Pengembangan Motodologi Penelitian Agama



Pengembangan Metodologi Penelitian Agama
1.      Pengembangan Metodologi Penelitian Agama
Mendalami ilmu agama tidak cukup hanya mempelajari dasar-dasar ilmu agama saja, melainkan butuh metodologi baru untuk memperdalam wawasan demi tercapainya maksud syariah yang bisa relevan pada setiap ruang dan waktu. Mungkin selama ini yang menjadi celah melemahnya pendidikan dalam Islam ialah setiap tingkatan hanya mempelajari ilmu-ilmu agama saja (al-‘Ulum al-Din). Padahal bila diteliti lagi, ilmu agama saja tidak cukup untuk menyelesaikan problematikan yang terjadi pada masa sekarang.
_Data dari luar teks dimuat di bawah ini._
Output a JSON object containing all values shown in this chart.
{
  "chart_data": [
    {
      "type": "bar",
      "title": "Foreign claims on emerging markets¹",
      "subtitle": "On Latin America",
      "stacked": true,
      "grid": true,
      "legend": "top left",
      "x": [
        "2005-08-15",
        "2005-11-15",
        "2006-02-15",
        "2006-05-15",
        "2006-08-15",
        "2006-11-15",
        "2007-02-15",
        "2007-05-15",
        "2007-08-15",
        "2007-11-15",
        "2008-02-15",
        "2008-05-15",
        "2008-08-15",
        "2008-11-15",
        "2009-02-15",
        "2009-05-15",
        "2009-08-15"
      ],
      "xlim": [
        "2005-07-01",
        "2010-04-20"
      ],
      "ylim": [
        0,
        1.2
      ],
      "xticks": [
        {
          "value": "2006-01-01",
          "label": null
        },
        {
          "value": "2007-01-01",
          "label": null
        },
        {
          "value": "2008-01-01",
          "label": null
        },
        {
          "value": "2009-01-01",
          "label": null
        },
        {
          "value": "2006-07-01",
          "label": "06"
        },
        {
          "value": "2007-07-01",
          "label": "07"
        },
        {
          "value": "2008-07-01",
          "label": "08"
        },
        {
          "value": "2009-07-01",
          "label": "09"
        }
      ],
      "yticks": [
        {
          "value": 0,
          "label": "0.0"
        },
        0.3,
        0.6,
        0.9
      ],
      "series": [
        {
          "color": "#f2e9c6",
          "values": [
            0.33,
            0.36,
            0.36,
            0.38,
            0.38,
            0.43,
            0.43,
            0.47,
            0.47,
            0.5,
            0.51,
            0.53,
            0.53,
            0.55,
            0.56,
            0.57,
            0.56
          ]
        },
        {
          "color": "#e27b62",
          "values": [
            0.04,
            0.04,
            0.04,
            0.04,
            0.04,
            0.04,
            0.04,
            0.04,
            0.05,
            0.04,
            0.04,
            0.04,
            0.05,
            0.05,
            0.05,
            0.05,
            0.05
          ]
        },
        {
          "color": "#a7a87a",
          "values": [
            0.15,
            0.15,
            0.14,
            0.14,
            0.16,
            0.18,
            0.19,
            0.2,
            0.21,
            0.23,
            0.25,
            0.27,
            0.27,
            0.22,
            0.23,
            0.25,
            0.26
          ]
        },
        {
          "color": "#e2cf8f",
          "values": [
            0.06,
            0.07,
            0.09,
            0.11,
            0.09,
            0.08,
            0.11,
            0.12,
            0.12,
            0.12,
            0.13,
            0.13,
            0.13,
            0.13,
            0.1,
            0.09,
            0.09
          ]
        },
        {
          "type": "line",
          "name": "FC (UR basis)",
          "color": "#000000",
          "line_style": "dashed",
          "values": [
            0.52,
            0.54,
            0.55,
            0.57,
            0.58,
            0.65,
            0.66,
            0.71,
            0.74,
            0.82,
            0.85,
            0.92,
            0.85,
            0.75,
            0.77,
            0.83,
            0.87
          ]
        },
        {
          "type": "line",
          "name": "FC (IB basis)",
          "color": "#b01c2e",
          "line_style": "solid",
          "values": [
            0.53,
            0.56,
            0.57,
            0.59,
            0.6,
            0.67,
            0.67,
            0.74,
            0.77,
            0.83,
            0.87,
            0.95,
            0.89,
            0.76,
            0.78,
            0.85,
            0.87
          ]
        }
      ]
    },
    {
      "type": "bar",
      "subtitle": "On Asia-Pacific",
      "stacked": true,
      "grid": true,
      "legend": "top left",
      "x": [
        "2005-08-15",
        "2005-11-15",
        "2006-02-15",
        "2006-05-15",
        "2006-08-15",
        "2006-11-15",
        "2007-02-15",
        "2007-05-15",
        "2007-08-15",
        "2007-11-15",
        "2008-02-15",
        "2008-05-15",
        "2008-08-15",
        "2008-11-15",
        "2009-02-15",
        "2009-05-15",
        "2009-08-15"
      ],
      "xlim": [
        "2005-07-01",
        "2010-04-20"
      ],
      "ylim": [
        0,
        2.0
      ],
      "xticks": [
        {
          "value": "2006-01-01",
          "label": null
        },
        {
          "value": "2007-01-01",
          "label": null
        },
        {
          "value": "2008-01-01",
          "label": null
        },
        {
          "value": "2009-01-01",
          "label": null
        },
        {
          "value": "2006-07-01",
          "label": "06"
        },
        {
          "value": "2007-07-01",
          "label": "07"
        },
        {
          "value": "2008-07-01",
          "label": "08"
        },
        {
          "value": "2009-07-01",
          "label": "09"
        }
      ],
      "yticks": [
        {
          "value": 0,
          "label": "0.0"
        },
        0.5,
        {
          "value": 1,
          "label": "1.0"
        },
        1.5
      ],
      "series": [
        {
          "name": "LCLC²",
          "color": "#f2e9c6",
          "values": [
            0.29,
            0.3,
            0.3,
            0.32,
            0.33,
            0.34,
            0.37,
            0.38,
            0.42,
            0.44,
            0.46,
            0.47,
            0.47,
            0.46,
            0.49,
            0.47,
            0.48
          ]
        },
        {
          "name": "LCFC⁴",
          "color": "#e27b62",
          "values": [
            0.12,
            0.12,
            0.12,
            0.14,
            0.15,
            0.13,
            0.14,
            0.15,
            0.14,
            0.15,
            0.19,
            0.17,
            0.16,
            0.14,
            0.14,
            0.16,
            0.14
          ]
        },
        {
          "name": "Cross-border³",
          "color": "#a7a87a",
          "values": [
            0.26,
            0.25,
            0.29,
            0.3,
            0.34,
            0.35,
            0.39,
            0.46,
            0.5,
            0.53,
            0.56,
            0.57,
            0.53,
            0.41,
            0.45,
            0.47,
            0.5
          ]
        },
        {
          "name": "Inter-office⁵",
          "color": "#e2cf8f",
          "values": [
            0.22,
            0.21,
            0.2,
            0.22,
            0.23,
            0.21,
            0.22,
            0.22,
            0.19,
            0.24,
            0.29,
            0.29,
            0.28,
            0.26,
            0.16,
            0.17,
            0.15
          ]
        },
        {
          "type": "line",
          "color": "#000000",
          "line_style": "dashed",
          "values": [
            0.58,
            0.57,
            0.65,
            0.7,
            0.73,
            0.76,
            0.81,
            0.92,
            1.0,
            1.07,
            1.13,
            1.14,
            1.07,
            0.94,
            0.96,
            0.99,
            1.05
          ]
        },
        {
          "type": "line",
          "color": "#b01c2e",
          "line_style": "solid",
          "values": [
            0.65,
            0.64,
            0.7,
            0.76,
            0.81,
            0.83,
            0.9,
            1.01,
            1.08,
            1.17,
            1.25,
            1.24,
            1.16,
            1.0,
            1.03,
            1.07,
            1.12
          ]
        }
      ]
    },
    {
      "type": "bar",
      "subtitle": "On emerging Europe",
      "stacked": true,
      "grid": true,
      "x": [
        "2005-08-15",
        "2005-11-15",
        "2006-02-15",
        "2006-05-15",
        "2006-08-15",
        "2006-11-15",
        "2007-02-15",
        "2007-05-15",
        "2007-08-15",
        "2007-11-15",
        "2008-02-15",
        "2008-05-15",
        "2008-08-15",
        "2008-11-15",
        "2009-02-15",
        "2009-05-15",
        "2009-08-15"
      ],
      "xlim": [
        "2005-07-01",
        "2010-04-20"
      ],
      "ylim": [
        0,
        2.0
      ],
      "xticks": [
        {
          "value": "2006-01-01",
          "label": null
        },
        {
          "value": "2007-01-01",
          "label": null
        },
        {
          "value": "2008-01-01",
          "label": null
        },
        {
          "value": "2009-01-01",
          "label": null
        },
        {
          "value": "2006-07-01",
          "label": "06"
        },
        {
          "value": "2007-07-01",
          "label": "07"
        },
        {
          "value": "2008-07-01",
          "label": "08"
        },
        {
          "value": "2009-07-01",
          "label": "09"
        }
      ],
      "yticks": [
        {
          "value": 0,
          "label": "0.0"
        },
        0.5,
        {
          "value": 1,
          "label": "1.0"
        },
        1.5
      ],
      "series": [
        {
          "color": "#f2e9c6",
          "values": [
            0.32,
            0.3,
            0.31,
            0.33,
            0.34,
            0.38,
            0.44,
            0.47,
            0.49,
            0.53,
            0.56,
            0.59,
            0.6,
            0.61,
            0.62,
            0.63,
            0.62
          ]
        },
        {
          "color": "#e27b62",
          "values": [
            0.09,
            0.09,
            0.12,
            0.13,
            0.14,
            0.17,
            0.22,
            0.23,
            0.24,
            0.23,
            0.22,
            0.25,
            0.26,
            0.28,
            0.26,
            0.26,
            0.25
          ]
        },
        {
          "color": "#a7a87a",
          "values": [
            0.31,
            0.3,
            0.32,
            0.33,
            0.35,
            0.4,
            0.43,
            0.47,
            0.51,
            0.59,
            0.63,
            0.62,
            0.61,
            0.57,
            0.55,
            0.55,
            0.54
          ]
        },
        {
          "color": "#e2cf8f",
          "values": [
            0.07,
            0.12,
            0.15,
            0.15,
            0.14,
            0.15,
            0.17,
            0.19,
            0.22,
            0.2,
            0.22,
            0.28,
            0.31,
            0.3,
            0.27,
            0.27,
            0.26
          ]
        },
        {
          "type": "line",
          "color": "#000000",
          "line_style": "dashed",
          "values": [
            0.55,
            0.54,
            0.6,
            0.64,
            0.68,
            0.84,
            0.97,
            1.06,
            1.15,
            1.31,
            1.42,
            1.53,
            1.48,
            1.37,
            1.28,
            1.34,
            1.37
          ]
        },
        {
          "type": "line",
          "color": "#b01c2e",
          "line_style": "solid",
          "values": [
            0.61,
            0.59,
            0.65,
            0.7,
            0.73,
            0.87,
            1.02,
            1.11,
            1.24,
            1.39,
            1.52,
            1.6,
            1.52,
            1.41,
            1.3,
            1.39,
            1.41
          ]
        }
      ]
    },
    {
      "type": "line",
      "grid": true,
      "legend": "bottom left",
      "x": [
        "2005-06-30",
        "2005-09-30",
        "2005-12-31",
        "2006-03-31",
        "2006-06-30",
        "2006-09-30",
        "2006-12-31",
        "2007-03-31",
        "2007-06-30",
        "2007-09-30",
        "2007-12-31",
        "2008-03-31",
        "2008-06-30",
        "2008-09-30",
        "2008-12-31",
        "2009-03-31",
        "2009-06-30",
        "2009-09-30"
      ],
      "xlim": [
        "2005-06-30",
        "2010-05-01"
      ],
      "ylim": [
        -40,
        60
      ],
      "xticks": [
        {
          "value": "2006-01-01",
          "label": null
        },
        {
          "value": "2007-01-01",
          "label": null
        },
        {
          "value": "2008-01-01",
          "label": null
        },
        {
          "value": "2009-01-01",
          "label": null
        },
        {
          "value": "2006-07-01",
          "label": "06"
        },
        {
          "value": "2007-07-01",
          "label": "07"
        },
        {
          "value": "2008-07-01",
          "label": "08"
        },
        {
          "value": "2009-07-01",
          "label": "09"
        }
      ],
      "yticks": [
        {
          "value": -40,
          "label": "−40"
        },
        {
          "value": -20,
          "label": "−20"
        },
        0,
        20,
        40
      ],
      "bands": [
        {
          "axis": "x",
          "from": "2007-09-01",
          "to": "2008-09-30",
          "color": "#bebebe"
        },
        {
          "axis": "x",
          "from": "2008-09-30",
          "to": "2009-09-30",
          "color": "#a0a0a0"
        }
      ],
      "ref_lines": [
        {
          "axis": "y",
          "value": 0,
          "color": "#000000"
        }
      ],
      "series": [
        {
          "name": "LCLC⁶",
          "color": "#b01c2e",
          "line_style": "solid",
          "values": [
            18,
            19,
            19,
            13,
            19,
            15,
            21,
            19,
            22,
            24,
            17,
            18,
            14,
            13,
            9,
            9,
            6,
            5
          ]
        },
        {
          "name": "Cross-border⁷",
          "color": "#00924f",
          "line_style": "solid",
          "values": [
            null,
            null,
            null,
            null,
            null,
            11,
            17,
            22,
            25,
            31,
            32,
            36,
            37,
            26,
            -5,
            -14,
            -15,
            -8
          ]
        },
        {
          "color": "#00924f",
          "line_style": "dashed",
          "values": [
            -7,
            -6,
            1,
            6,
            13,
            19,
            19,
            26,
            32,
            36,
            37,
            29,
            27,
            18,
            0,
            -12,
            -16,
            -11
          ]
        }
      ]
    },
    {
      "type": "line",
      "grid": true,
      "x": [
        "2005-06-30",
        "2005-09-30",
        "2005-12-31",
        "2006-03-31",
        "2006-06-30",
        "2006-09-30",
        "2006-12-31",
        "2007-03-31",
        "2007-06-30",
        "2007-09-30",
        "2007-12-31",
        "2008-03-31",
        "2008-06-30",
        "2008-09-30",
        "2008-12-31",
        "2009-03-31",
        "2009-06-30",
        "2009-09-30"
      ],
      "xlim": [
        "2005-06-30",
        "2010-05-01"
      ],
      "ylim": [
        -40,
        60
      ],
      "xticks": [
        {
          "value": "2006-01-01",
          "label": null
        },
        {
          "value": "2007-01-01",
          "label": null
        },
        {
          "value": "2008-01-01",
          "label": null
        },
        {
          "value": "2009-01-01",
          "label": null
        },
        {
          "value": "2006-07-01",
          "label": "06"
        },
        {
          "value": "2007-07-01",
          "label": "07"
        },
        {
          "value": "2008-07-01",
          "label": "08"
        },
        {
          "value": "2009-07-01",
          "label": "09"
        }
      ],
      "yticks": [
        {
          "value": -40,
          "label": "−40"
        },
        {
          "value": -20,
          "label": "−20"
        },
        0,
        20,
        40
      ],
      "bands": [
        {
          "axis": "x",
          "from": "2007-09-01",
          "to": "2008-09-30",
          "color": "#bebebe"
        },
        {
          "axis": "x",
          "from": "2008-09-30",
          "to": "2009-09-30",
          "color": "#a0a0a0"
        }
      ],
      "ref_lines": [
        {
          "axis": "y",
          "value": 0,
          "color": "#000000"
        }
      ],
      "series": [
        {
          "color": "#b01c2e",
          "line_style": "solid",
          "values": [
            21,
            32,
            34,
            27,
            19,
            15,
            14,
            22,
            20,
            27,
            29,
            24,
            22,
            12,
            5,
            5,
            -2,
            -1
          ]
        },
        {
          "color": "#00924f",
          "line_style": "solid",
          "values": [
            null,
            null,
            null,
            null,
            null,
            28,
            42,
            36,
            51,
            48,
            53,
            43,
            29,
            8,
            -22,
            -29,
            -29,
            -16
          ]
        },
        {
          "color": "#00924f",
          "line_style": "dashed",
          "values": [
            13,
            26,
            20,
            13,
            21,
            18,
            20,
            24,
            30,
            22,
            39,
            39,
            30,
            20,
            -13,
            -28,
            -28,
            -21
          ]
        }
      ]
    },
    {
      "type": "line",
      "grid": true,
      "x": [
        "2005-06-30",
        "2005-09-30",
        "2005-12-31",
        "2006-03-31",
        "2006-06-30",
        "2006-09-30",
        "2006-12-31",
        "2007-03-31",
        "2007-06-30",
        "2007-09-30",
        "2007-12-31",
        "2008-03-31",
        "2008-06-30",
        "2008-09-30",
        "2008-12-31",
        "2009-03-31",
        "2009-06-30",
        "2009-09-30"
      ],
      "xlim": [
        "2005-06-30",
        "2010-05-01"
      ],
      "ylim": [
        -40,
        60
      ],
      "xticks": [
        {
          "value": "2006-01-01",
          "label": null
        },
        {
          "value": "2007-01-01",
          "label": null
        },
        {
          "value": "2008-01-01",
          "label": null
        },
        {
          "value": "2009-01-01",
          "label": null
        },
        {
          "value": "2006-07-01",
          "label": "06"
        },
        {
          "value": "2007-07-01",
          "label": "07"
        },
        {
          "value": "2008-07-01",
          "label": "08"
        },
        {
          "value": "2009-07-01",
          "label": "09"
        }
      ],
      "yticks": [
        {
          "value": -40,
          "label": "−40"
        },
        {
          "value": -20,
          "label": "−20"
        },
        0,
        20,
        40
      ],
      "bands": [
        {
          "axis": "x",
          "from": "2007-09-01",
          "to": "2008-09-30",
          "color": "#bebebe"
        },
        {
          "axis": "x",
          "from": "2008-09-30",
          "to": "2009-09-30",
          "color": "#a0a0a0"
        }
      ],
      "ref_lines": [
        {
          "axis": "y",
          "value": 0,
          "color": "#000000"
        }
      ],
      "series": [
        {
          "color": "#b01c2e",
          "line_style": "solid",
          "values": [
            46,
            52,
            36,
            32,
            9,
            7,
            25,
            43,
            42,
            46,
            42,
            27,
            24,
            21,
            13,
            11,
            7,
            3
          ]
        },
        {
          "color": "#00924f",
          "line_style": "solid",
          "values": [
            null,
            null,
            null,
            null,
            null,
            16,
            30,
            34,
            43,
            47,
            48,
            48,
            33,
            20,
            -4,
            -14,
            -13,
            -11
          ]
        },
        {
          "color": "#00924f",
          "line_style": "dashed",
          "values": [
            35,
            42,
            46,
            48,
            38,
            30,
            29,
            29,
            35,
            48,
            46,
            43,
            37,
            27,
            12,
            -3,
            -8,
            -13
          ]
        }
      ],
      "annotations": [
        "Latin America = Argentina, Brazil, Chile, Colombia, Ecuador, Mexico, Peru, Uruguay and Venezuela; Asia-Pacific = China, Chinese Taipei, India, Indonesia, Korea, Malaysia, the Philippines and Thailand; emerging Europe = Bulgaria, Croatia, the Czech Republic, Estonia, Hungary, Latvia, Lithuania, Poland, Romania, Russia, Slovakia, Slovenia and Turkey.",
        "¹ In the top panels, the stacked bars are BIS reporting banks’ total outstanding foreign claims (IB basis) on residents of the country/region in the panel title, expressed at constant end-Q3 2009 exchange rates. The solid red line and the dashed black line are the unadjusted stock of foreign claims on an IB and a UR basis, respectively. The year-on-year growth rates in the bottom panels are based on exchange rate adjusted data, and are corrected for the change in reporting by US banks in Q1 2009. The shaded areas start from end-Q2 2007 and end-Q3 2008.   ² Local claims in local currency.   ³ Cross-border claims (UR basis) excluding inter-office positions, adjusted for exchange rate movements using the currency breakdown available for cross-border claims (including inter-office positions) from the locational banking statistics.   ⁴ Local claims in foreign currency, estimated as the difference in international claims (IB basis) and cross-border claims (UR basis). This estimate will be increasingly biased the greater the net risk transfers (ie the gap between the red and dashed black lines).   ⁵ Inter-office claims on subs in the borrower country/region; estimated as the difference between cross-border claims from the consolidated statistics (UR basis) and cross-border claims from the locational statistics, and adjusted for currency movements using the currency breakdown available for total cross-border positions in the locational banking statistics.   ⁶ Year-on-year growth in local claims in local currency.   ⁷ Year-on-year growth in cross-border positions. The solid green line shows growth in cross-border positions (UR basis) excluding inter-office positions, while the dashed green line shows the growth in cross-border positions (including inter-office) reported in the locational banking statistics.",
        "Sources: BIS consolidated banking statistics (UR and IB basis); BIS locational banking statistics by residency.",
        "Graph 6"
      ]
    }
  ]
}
Oleh karena itu, tidak berlebihan bila dalam studi keagamaan harus melalau tahapan-tahapan demi terwujudnya kedamainan dan ketenteraman kehidupan di dunia.
Tahapan dalam pembelajaran ilmu agama bisa dipetakan menjadi tiga bagian yaitu: sebagai dasar untuk peluma yang harus ditanamkan adalah al-‘Ulum al-Din (dasar-dasar keagamaan), berlanjut kepada al-Afkar al-Islamiy (pemikiran-pemikiran Islam) yang berfungsi untuk mengkaji semua pemikiran yang ada dalam agama Islam baik dari sekte akidah, tasawuf, filsafat, fikih, dan lain-lain, dan terakhir al-Dirasat al-Islamiyah tahapan ini berfungsi untuk mengjadi Islam baik dari dalam maupun dari luar, hingga pada akhirnya bisa menunculkan pemikiran yang objektif.
Kurangnya kajian al-Dirasat al-Islamiyah inilah yang menjadi penyebab fanatiknya orang beragama khususnya orang-orang Islam, sehingga beranggapan yang diusung oleh ulama klasik langsung diklaim benar, tanpa adanya pelacakan validitasnya. Hal ini juga menjadi penyebab merosotnya perkembangan keilmuwan Islam yang ada pada masa sekarang. Oleh karena itu, kiranya sangat penting mengetahi metodologi baru demi kelestarian dan kedamaian hidup di dunia sebagaimana kedamaian yang telah dianjurkan dalam al-Qur’an dan hadis Nabi Muhammad.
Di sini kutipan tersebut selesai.